Yine de aşla pişman olmadığım bir şey var. Gerçekten de 86 YTL'ye asla hem başka bir ekonomik sınıfa ait olma duygusunu hem de sahip olduğum olanaklara ihanet ediyormuş hissini satın alamazdım başka türlü. Olsun lan! Yine de şunu söylemek güzel be. "27 Temmuz Çarşamba 9:30'da AHL'ye inicem" peh? Şehr-i İstanbul'da görüşmek üzere..

7 yorum:

  1. hayır, karşılayalım mı istiyosun..:)bu mudur bu yazının ana fikri..

    YanıtlaSil
  2. Değildir o yazının ana fikri :) Şudur ki pek alakasız şeylere pek enteresan ruhsal tepkiler verir haldeyim şu sıra.

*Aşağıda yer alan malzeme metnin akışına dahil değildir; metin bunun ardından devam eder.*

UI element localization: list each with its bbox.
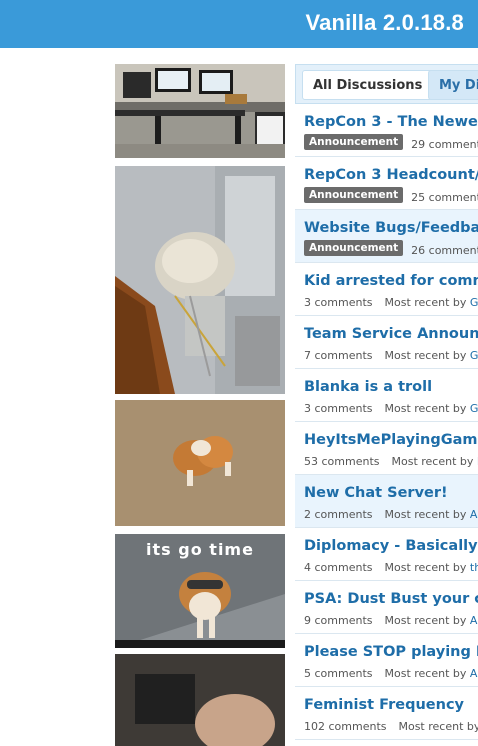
discussion-row[interactable]: RepCon 3 - The Newest I Announcement 29 co… xyxy=(295,104,478,157)
discussion-title[interactable]: Diplomacy - Basically 'A xyxy=(304,538,478,554)
dusty-pc-case-image xyxy=(115,166,285,394)
announcement-badge: Announcement xyxy=(304,134,404,150)
photo-caption: its go time xyxy=(146,540,254,559)
desk-setup-photo[interactable] xyxy=(115,64,285,158)
comment-count: 2 comments xyxy=(304,508,373,521)
comment-count: 29 comment xyxy=(411,138,478,151)
bottom-partial-image xyxy=(115,654,285,746)
most-recent-label: Most recent by xyxy=(384,402,467,415)
discussion-row[interactable]: HeyItsMePlayingGames - 53 comments Most re… xyxy=(295,422,478,475)
most-recent-user-link[interactable]: Gi xyxy=(470,402,478,415)
comment-count: 3 comments xyxy=(304,402,373,415)
discussion-row[interactable]: Team Service Announcen 7 comments Most rec… xyxy=(295,316,478,369)
corgis-wrestling-image xyxy=(115,400,285,526)
discussion-row[interactable]: Kid arrested for comment 3 comments Most r… xyxy=(295,263,478,316)
discussion-meta: 9 comments Most recent by Ar xyxy=(304,614,478,627)
comment-count: 4 comments xyxy=(304,561,373,574)
comment-count: 7 comments xyxy=(304,349,373,362)
discussion-title[interactable]: RepCon 3 Headcount/Sur xyxy=(304,167,478,183)
most-recent-user-link[interactable]: Gi xyxy=(470,349,478,362)
discussion-tabs: All Discussions My Dis xyxy=(295,64,478,104)
most-recent-label: Most recent by xyxy=(398,720,478,733)
most-recent-user-link[interactable]: Ar xyxy=(470,508,478,521)
tab-all-discussions[interactable]: All Discussions xyxy=(302,70,434,100)
discussion-title[interactable]: Blanka is a troll xyxy=(304,379,432,395)
tab-my-discussions[interactable]: My Dis xyxy=(428,70,478,100)
most-recent-label: Most recent by xyxy=(384,667,467,680)
discussion-row[interactable]: Please STOP playing Leag 5 comments Most r… xyxy=(295,634,478,687)
discussion-title[interactable]: PSA: Dust Bust your comp xyxy=(304,591,478,607)
its-go-time-corgi-photo[interactable]: its go time xyxy=(115,534,285,648)
most-recent-user-link[interactable]: Al xyxy=(470,667,478,680)
discussion-meta: 53 commentsMost recent by F xyxy=(304,455,478,468)
most-recent-label: Most recent by xyxy=(384,349,467,362)
discussion-list: RepCon 3 - The Newest I Announcement 29 co… xyxy=(295,104,478,740)
discussion-row[interactable]: RepCon 3 Headcount/Sur Announcement 25 com… xyxy=(295,157,478,210)
discussion-meta: 102 commentsMost recent by Ar xyxy=(304,720,478,733)
discussion-title[interactable]: Website Bugs/Feedback/ xyxy=(304,220,478,236)
discussion-title[interactable]: HeyItsMePlayingGames - xyxy=(304,432,478,448)
discussion-meta: 3 comments Most recent by Gi xyxy=(304,296,478,309)
discussion-row[interactable]: Feminist Frequency 102 comments Most recen… xyxy=(295,687,478,740)
discussion-meta: 5 comments Most recent by Al xyxy=(304,667,478,680)
discussion-meta: 2 comments Most recent by Ar xyxy=(304,508,478,521)
discussion-row[interactable]: Website Bugs/Feedback/Announcement 26 com… xyxy=(295,210,478,263)
discussion-title[interactable]: Team Service Announcen xyxy=(304,326,478,342)
comment-count: 26 comment xyxy=(411,244,478,257)
desk-setup-image xyxy=(115,64,285,158)
most-recent-label: Most recent by xyxy=(384,614,467,627)
most-recent-label: Most recent by xyxy=(391,455,474,468)
bottom-partial-photo[interactable] xyxy=(115,654,285,746)
comment-count: 102 comments xyxy=(304,720,387,733)
discussion-row[interactable]: New Chat Server! 2 comments Most recent by… xyxy=(295,475,478,528)
discussion-meta: 7 comments Most recent by Gi xyxy=(304,349,478,362)
comment-count: 5 comments xyxy=(304,667,373,680)
most-recent-label: Most recent by xyxy=(384,561,467,574)
discussion-meta: Announcement 26 comment xyxy=(304,240,478,259)
dusty-pc-case-photo[interactable] xyxy=(115,166,285,394)
comment-count: 25 comment xyxy=(411,191,478,204)
most-recent-label: Most recent by xyxy=(384,508,467,521)
discussion-meta: Announcement 29 comment xyxy=(304,134,478,153)
discussion-row[interactable]: Diplomacy - Basically 'A 4 comments Most r… xyxy=(295,528,478,581)
discussion-title[interactable]: Please STOP playing Leag xyxy=(304,644,478,660)
most-recent-user-link[interactable]: Gi xyxy=(470,296,478,309)
comment-count: 3 comments xyxy=(304,296,373,309)
most-recent-label: Most recent by xyxy=(384,296,467,309)
most-recent-user-link[interactable]: Ar xyxy=(470,614,478,627)
top-banner: Vanilla 2.0.18.8 xyxy=(0,0,478,48)
discussion-title[interactable]: Feminist Frequency xyxy=(304,697,464,713)
discussion-meta: 3 comments Most recent by Gi xyxy=(304,402,478,415)
corgis-wrestling-photo[interactable] xyxy=(115,400,285,526)
discussion-meta: 4 comments Most recent by th xyxy=(304,561,478,574)
comment-count: 9 comments xyxy=(304,614,373,627)
discussion-row[interactable]: PSA: Dust Bust your comp 9 comments Most r… xyxy=(295,581,478,634)
discussion-title[interactable]: RepCon 3 - The Newest I xyxy=(304,114,478,130)
site-brand[interactable]: Vanilla 2.0.18.8 xyxy=(305,10,464,36)
most-recent-user-link[interactable]: th xyxy=(470,561,478,574)
comment-count: 53 comments xyxy=(304,455,380,468)
discussion-row[interactable]: Blanka is a troll 3 comments Most recent b… xyxy=(295,369,478,422)
discussion-meta: Announcement 25 comment xyxy=(304,187,478,206)
discussion-title[interactable]: Kid arrested for comment xyxy=(304,273,478,289)
announcement-badge: Announcement xyxy=(304,187,404,203)
discussion-title[interactable]: New Chat Server! xyxy=(304,485,448,501)
announcement-badge: Announcement xyxy=(304,240,404,256)
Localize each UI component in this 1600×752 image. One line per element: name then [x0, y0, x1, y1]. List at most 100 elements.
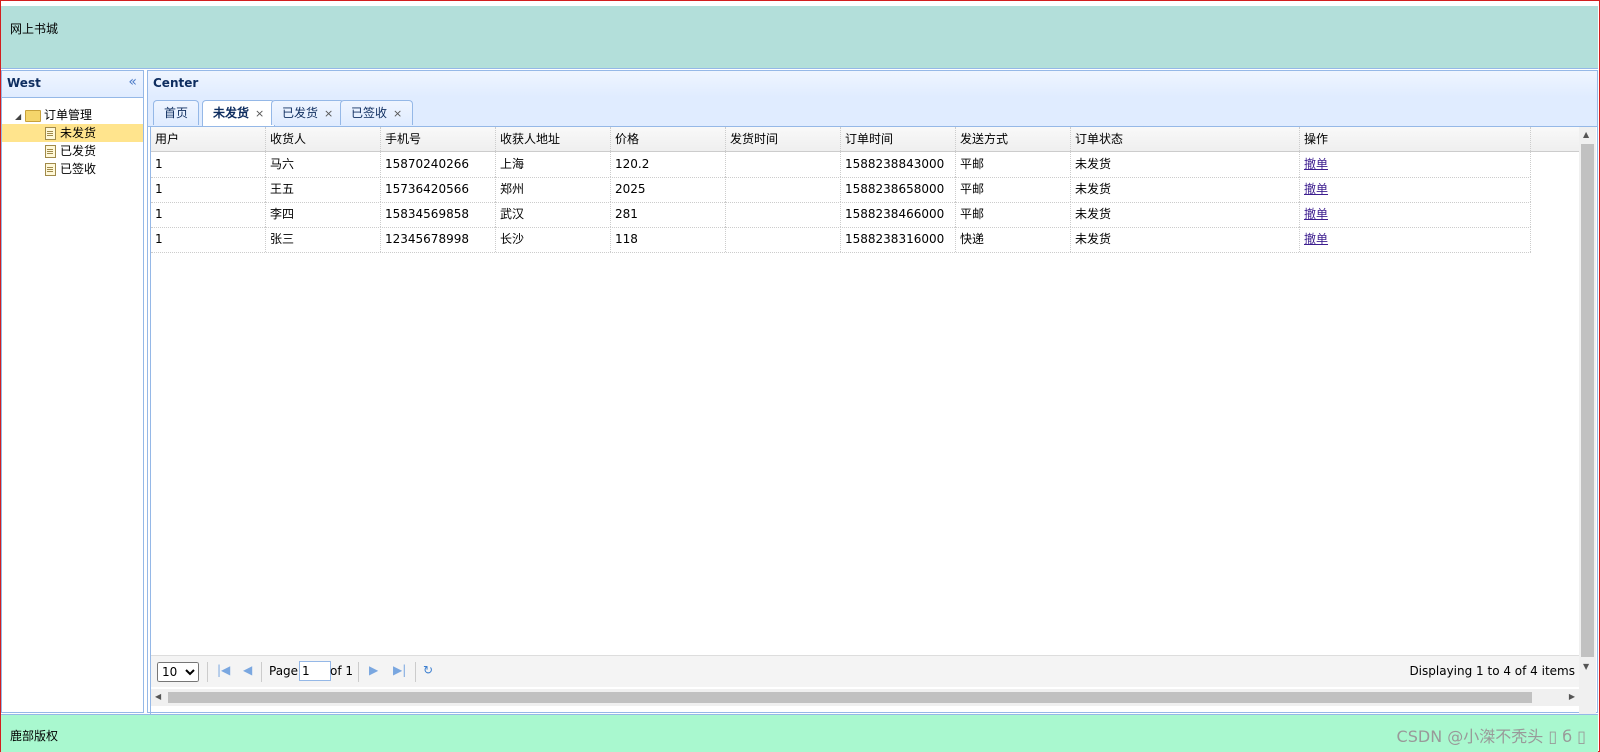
- table-row[interactable]: 1 马六 15870240266 上海 120.2 1588238843000 平邮 未发货撤…: [151, 152, 1531, 178]
- table-cell: [726, 202, 841, 227]
- pager-info: Displaying 1 to 4 of 4 items: [1409, 664, 1575, 678]
- table-cell: 15834569858: [381, 202, 496, 227]
- file-icon: [45, 145, 56, 158]
- table-cell: [726, 227, 841, 252]
- collapse-left-icon[interactable]: «: [128, 74, 137, 90]
- table-cell: 长沙: [496, 227, 611, 252]
- table-cell: 撤单: [1300, 227, 1531, 252]
- tab-unshipped[interactable]: 未发货 ×: [202, 100, 276, 126]
- west-panel-header: West «: [2, 71, 143, 98]
- pager-separator: [261, 662, 262, 682]
- table-cell: [726, 152, 841, 177]
- table-cell: 武汉: [496, 202, 611, 227]
- next-page-icon[interactable]: ▶: [369, 663, 378, 677]
- table-cell: 撤单: [1300, 152, 1531, 177]
- vertical-scrollbar[interactable]: ▲ ▼: [1579, 127, 1596, 714]
- column-header[interactable]: 发货时间: [726, 127, 841, 151]
- horizontal-scroll-thumb[interactable]: [168, 692, 1532, 703]
- table-cell: 平邮: [956, 202, 1071, 227]
- cancel-order-link[interactable]: 撤单: [1304, 232, 1328, 246]
- cancel-order-link[interactable]: 撤单: [1304, 207, 1328, 221]
- column-header[interactable]: 订单时间: [841, 127, 956, 151]
- watermark: CSDN @小滐不秃头 ▯ б ▯: [1396, 727, 1586, 746]
- tab-label: 已签收: [351, 106, 388, 120]
- copyright-text: 鹿部版权: [10, 729, 59, 743]
- close-icon[interactable]: ×: [255, 107, 264, 120]
- column-header[interactable]: 手机号: [381, 127, 496, 151]
- pagination-bar: 10 |◀ ◀ Page of 1 ▶ ▶| ↻ Displaying 1 to…: [151, 655, 1579, 687]
- site-title: 网上书城: [10, 22, 59, 36]
- prev-page-icon[interactable]: ◀: [243, 663, 252, 677]
- page-count-label: of 1: [330, 664, 354, 678]
- file-icon: [45, 163, 56, 176]
- tree-node-label: 已发货: [60, 144, 97, 158]
- scroll-down-icon[interactable]: ▼: [1583, 662, 1589, 671]
- last-page-icon[interactable]: ▶|: [393, 663, 406, 677]
- north-region: 网上书城: [1, 6, 1598, 69]
- west-panel-title: West: [7, 76, 41, 90]
- tab-label: 已发货: [282, 106, 319, 120]
- column-header[interactable]: 用户: [151, 127, 266, 151]
- table-cell: 1588238843000: [841, 152, 956, 177]
- scroll-right-icon[interactable]: ▶: [1569, 692, 1575, 701]
- tab-label: 未发货: [213, 106, 250, 120]
- tree-node-signed[interactable]: 已签收: [2, 160, 143, 178]
- cancel-order-link[interactable]: 撤单: [1304, 157, 1328, 171]
- scroll-up-icon[interactable]: ▲: [1583, 130, 1589, 139]
- refresh-icon[interactable]: ↻: [423, 663, 433, 677]
- column-header[interactable]: 收获人地址: [496, 127, 611, 151]
- pager-separator: [415, 662, 416, 682]
- column-header[interactable]: 操作: [1300, 127, 1531, 151]
- order-tree: ◢ 订单管理 未发货 已发货 已签收: [2, 98, 143, 178]
- tree-node-label: 未发货: [60, 126, 97, 140]
- scroll-left-icon[interactable]: ◀: [155, 692, 161, 701]
- table-cell: 平邮: [956, 152, 1071, 177]
- table-cell: 上海: [496, 152, 611, 177]
- tree-node-order-management[interactable]: ◢ 订单管理: [2, 106, 143, 124]
- table-cell: 撤单: [1300, 202, 1531, 227]
- table-row[interactable]: 1 李四 15834569858 武汉 281 1588238466000 平邮 未发货 撤单: [151, 202, 1531, 228]
- table-cell: 未发货: [1071, 152, 1300, 177]
- table-cell: 1588238466000: [841, 202, 956, 227]
- close-icon[interactable]: ×: [393, 107, 402, 120]
- table-cell: 1: [151, 227, 266, 252]
- tab-label: 首页: [164, 106, 189, 120]
- column-header[interactable]: 收货人: [266, 127, 381, 151]
- close-icon[interactable]: ×: [324, 107, 333, 120]
- pager-separator: [358, 662, 359, 682]
- tab-home[interactable]: 首页: [153, 100, 200, 125]
- center-panel-header: Center: [148, 71, 1597, 98]
- table-cell: 李四: [266, 202, 381, 227]
- table-cell: 快递: [956, 227, 1071, 252]
- table-cell: 平邮: [956, 177, 1071, 202]
- page-size-select[interactable]: 10: [157, 662, 199, 682]
- tree-node-unshipped[interactable]: 未发货: [2, 124, 143, 142]
- column-header[interactable]: 价格: [611, 127, 726, 151]
- table-row[interactable]: 1 张三 12345678998 长沙 118 1588238316000 快递 未发货 撤单: [151, 227, 1531, 253]
- file-icon: [45, 127, 56, 140]
- vertical-scroll-thumb[interactable]: [1581, 144, 1594, 657]
- tree-node-label: 订单管理: [44, 108, 93, 122]
- horizontal-scrollbar[interactable]: ◀ ▶: [151, 689, 1579, 706]
- first-page-icon[interactable]: |◀: [217, 663, 230, 677]
- table-cell: 未发货: [1071, 227, 1300, 252]
- tab-signed[interactable]: 已签收 ×: [340, 100, 414, 125]
- table-cell: 118: [611, 227, 726, 252]
- column-header[interactable]: 订单状态: [1071, 127, 1300, 151]
- table-row[interactable]: 1 王五 15736420566 郑州 2025 1588238658000 平邮 未发货 撤单: [151, 177, 1531, 203]
- table-cell: 2025: [611, 177, 726, 202]
- center-panel-title: Center: [153, 76, 199, 90]
- table-cell: 120.2: [611, 152, 726, 177]
- tree-node-shipped[interactable]: 已发货: [2, 142, 143, 160]
- column-header[interactable]: 发送方式: [956, 127, 1071, 151]
- table-cell: 15736420566: [381, 177, 496, 202]
- tabs-bar: 首页 未发货 × 已发货 × 已签收 ×: [148, 97, 1597, 127]
- south-region: 鹿部版权 CSDN @小滐不秃头 ▯ б ▯: [1, 714, 1598, 752]
- table-cell: 1588238658000: [841, 177, 956, 202]
- tab-shipped[interactable]: 已发货 ×: [271, 100, 345, 125]
- table-cell: 王五: [266, 177, 381, 202]
- table-cell: 郑州: [496, 177, 611, 202]
- page-number-input[interactable]: [299, 661, 331, 681]
- cancel-order-link[interactable]: 撤单: [1304, 182, 1328, 196]
- table-cell: 1: [151, 177, 266, 202]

Kaynaktan tüketiyorum :)

    YanıtlaSil
  3. İstanbul'da güzel şehir ama oturanlar bilmiyor kıymetini :)

    YanıtlaSil
  4. Bu yıl hayatımda ilk defa uçağa bindim ve havaalanı ortamında da ilk defa bulundum.Senin hissettiklerine benzer şeyler hissetmiştim ben de.Havaalanı başka bi yer nötr bi yer sanki.Orda saatlerce oturup gideni geleni seyretmiştim ve bundan büyük bi keyif almıştım.Bi de nedendir bilinmez pasaport kontrolüne giderken ben de kendimi önemli biri zannetmiştim:)Havaalanları bence insanlar hakkında fikir edinmek için çok uygun bi ortam.Ben bayıldım.İstanbul'a gelince orası zaten ayrı bi dünya.Ben de pek sevmiştim.Ama henüz adamakıllı gezemedim.Uzattım biraz galiba.İstanbul seyahatinde iyi eğlenceler dilerim:)

    YanıtlaSil
  5. @damacana: Aynen öyle :)

    @arcoiris: Temenni için tskr öncelikle :) Gerçekten de insan tanımak için elverişli olduğu doğru :D

    YanıtlaSil
  6. istanbula uçağın kalkışı ile g.t kalkışının doğru orantılı olduğunu çıkardım hocam. yalan mı?

    YanıtlaSil
  7. Doğrudur. Zaten sonrasında, ger dönüş yolunda, 13 saat kadar asfalta sürdürelerek indirilmiştir o göt.